Lovefool is a reflection on what love is in today’s world, on what is considered love, and even on what we are taught is love by institutions so detached from truth and society to become almost dangerous for our understanding of reality. But within this initial contemplation lies a much deeper and intimate drama directly involving the audience.

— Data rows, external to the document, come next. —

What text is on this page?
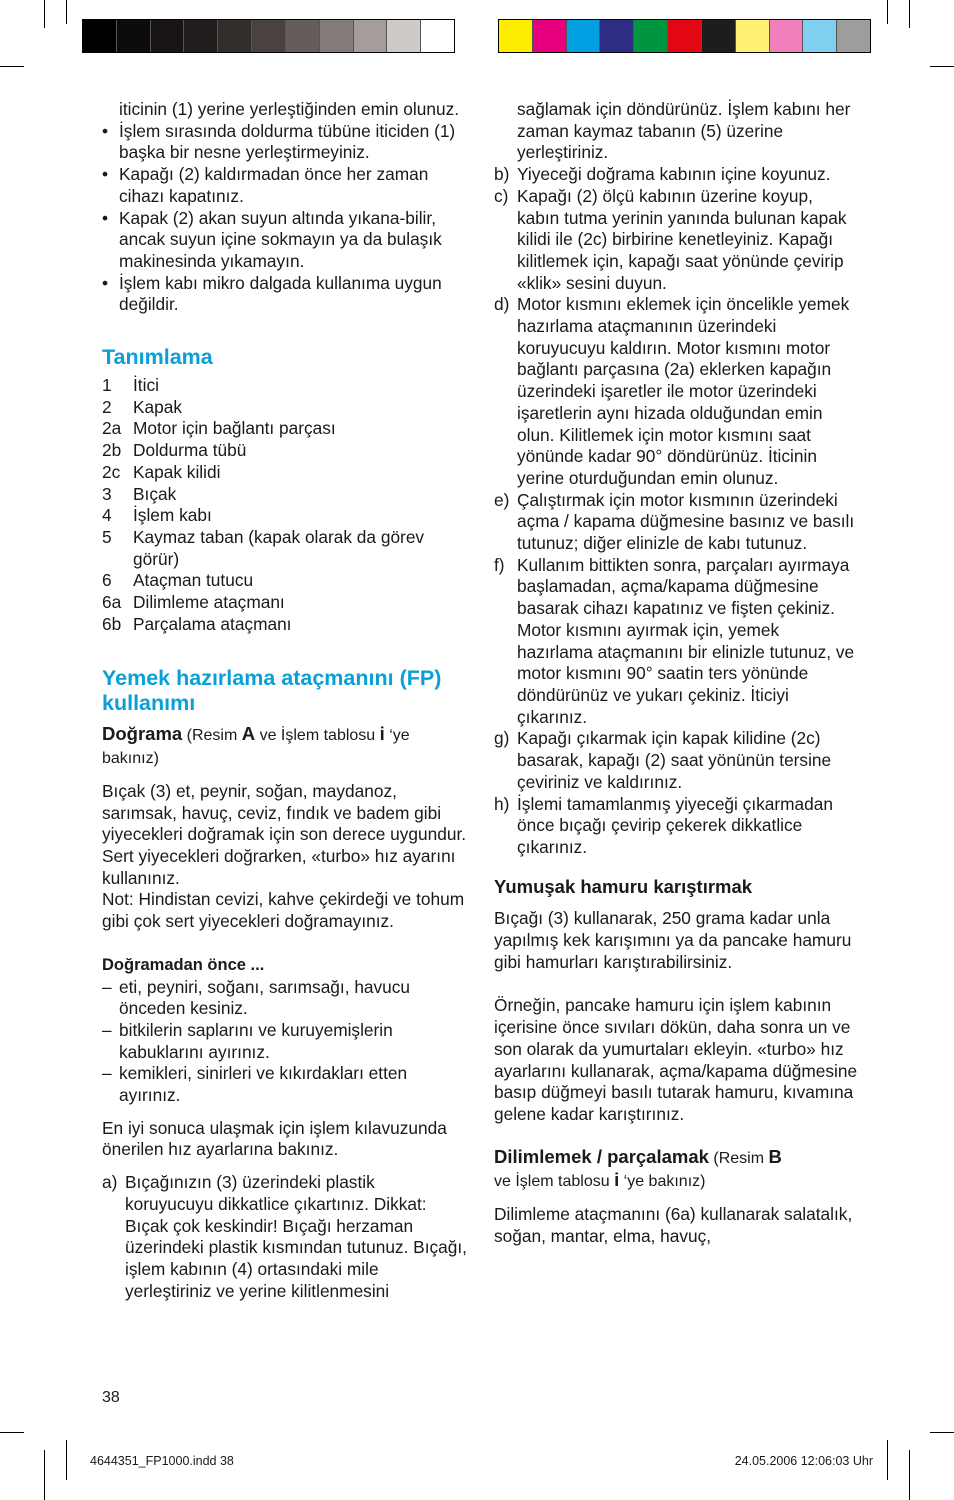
iticinin (1) yerine yerleştiğinden emin olunuz.

• İşlem sırasında doldurma tübüne iticiden (1) başka bir nesne yerleştirmeyiniz.
• Kapağı (2) kaldırmadan önce her zaman cihazı kapatınız.
• Kapak (2) akan suyun altında yıkana-bilir, ancak suyun içine sokmayın ya da bulaşık makinesinda yıkamayın.
• İşlem kabı mikro dalgada kullanıma uygun değildir.

Tanımlama

1 İtici
2 Kapak
2a Motor için bağlantı parçası
2b Doldurma tübü
2c Kapak kilidi
3 Bıçak
4 İşlem kabı
5 Kaymaz taban (kapak olarak da görev görür)
6 Ataçman tutucu
6a Dilimleme ataçmanı
6b Parçalama ataçmanı

Yemek hazırlama ataçmanını (FP) kullanımı

Doğrama (Resim A ve İşlem tablosu i ‘ye bakınız)

Bıçak (3) et, peynir, soğan, maydanoz, sarımsak, havuç, ceviz, fındık ve badem gibi yiyecekleri doğramak için son derece uygundur. Sert yiyecekleri doğrarken, «turbo» hız ayarını kullanınız.

Not: Hindistan cevizi, kahve çekirdeği ve tohum gibi çok sert yiyecekleri doğramayınız.

Doğramadan önce ...

– eti, peyniri, soğanı, sarımsağı, havucu önceden kesiniz.
– bitkilerin saplarını ve kuruyemişlerin kabuklarını ayırınız.
– kemikleri, sinirleri ve kıkırdakları etten ayırınız.

En iyi sonuca ulaşmak için işlem kılavuzunda önerilen hız ayarlarına bakınız.

a) Bıçağınızın (3) üzerindeki plastik koruyucuyu dikkatlice çıkartınız. Dikkat: Bıçak çok keskindir! Bıçağı herzaman üzerindeki plastik kısmından tutunuz. Bıçağı, işlem kabının (4) ortasındaki mile yerleştiriniz ve yerine kilitlenmesini

sağlamak için döndürünüz. İşlem kabını her zaman kaymaz tabanın (5) üzerine yerleştiriniz.

b) Yiyeceği doğrama kabının içine koyunuz.
c) Kapağı (2) ölçü kabının üzerine koyup, kabın tutma yerinin yanında bulunan kapak kilidi ile (2c) birbirine kenetleyiniz. Kapağı kilitlemek için, kapağı saat yönünde çevirip «klik» sesini duyun.
d) Motor kısmını eklemek için öncelikle yemek hazırlama ataçmanının üzerindeki koruyucuyu kaldırın. Motor kısmını motor bağlantı parçasına (2a) eklerken kapağın üzerindeki işaretler ile motor üzerindeki işaretlerin aynı hizada olduğundan emin olun. Kilitlemek için motor kısmını saat yönünde kadar 90° döndürünüz. İticinin yerine oturduğundan emin olunuz.
e) Çalıştırmak için motor kısmının üzerindeki açma / kapama düğmesine basınız ve basılı tutunuz; diğer elinizle de kabı tutunuz.
f) Kullanım bittikten sonra, parçaları ayırmaya başlamadan, açma/kapama düğmesine basarak cihazı kapatınız ve fişten çekiniz. Motor kısmını ayırmak için, yemek hazırlama ataçmanını bir elinizle tutunuz, ve motor kısmını 90° saatin ters yönünde döndürünüz ve yukarı çekiniz. İticiyi çıkarınız.
g) Kapağı çıkarmak için kapak kilidine (2c) basarak, kapağı (2) saat yönünün tersine çeviriniz ve kaldırınız.
h) İşlemi tamamlanmış yiyeceği çıkarmadan önce bıçağı çevirip çekerek dikkatlice çıkarınız.

Yumuşak hamuru karıştırmak

Bıçağı (3) kullanarak, 250 grama kadar unla yapılmış kek karışımını ya da pancake hamuru gibi hamurları karıştırabilirsiniz.

Örneğin, pancake hamuru için işlem kabının içerisine önce sıvıları dökün, daha sonra un ve son olarak da yumurtaları ekleyin. «turbo» hız ayarlarını kullanarak, açma/kapama düğmesine basıp düğmeyi basılı tutarak hamuru, kıvamına gelene kadar karıştırınız.

Dilimlemek / parçalamak (Resim B
ve İşlem tablosu i ‘ye bakınız)

Dilimleme ataçmanını (6a) kullanarak salatalık, soğan, mantar, elma, havuç,

38
4644351_FP1000.indd 38	24.05.2006 12:06:03 Uhr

It begins as a farce, Lovefool, a mockery of a system that preaches love and makes love an almost religious, natural, and necessary act of acceptance. It then delves into a disenchanted analysis of modern-day dating and apps. It masks the unfortunate story of any millennial grappling with toxic love, and yet… Lovefool reveals itself to be a profound reflection on trauma and PTSD, amnesia and memory, and the difficulty of loving and forgiving oneself.
In this one-woman show, Grace (Kristin Winters) explores all the facets that can lead to madness in love, investigating all forms of possible abuse, from the subtle and psychological to outright harassment and even the most brutal physical abuse. All of this is depicted through the various stages of post-trauma that Grace tries to navigate with the help of a professional: from alcoholism to self-harm and even to genuine suicide attempts.
Lovefool is a deeply profound, well-written, and moving parable that alternates between irreverent and necessary dark humour to downplay the addressed theme, finding in the protagonist a perfect dramatic force. Kristin Winters is energetic, astute, irreverent, and yet profoundly human, making herself accessible to each of us as her drama becomes ours, to the point that we leave visibly moved and shaken. Brutal, genuine, and profound, like few others in portraying rape and how such a tragedy can impact people’s lives, their stories, and their perception of themselves.
A heart-wrenching tale that speaks of violence against women and what it means to take agency over one’s life and rediscover the only truly healthy and fulfilling form of love: self-love, all this resonating in the final notes of Whitney Houston’s “Greatest Love of All.”